More people ride regular than goofy, but, with practice, it is possible to ride both goofy and regular with equal strength. This can be a great skill when encountering difficult conditions, such as moguls, glades, or tight trails. If you are just starting out and having a difficult time moving your board forward, try switching positions—you may be using the wrong stance.

If you want to learn snowboarding, you’re going to fall—a lot. Falling is the great equalizer; everyone—from first-time boarders to Olympian halfpipe athletes—occasionally crashes. Moreover, wrist fractures and injuries are some of the most common within the sport, and they occur when an athlete falls on outstretched hands. To that end, learning to fall is one of the most important skills you should take with you to the mountain. This is one of the best and easiest ways to prevent injury.


When falling on a snowboard, you will fall in one of two ways: forward or backwards. In both cases, be sure to keep your legs flexed and your body low to the ground. We recommend practicing these moves on a trampoline if possible, but your bed or large couch will work just as well.
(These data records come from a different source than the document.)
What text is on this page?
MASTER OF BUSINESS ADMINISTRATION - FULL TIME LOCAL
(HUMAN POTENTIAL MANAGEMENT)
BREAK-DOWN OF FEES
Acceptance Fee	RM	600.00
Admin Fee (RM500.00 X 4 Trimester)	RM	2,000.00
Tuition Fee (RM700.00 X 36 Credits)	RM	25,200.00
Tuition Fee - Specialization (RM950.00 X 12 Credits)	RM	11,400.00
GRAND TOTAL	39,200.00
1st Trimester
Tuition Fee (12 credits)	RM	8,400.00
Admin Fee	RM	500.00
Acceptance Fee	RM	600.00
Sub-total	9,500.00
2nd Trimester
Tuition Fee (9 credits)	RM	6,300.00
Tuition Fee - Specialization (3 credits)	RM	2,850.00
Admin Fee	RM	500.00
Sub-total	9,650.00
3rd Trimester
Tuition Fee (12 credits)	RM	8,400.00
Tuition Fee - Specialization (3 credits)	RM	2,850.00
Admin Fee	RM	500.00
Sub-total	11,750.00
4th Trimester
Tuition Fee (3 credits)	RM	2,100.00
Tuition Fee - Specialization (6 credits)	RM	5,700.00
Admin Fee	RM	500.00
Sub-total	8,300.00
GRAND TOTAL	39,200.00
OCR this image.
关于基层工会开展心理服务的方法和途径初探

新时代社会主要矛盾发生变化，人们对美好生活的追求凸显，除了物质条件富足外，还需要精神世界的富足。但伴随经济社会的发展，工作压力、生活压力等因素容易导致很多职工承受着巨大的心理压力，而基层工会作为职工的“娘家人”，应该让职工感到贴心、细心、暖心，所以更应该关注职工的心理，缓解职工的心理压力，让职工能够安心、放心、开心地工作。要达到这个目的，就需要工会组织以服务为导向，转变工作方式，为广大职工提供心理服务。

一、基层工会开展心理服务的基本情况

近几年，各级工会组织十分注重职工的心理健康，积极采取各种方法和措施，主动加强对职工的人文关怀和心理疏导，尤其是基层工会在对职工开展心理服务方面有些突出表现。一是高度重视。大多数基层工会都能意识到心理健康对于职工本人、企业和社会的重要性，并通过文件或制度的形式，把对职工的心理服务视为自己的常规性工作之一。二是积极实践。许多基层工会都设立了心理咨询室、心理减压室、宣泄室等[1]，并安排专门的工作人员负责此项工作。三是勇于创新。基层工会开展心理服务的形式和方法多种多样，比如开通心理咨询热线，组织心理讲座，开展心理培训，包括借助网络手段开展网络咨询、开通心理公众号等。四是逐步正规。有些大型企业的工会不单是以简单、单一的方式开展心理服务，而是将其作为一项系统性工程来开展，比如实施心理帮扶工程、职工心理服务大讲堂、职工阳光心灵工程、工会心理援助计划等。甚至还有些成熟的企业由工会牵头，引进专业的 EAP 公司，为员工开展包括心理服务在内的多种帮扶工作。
Falling forward— Reaching with your palms forward is one of the most common falling mistakes, and it will often result in a fractured or injured wrist. As soon as you recognize that you are about to fall, bend at the knees. This should be the first part of your body to hit the ground. As your knees hit the ground, bend your arms and extend outward, taking the remaining weight on your forearms and stomach.


Falling backwards—If you begin to fall backwards, you may feel compelled to stick your arms out to absorb the fall. Unfortunately, this will result in a dislocated arm. When you realize you are falling, flex your knees so that your butt is the first par of your body to hit the ground. When you’ve landed, keep your chin to your knees to avoid head injury. Keep your arms tucked in to avoid injury to wrists and shoulders.


Most importantly, gear will help protect from some of the worst falls. Be sure to find a helmet that fits and ask your gear or rental shop if they carry wrist guards. No matter how much you try to prevent it, falling is a part of the sport. Learning to do it correctly will save you a lot of time.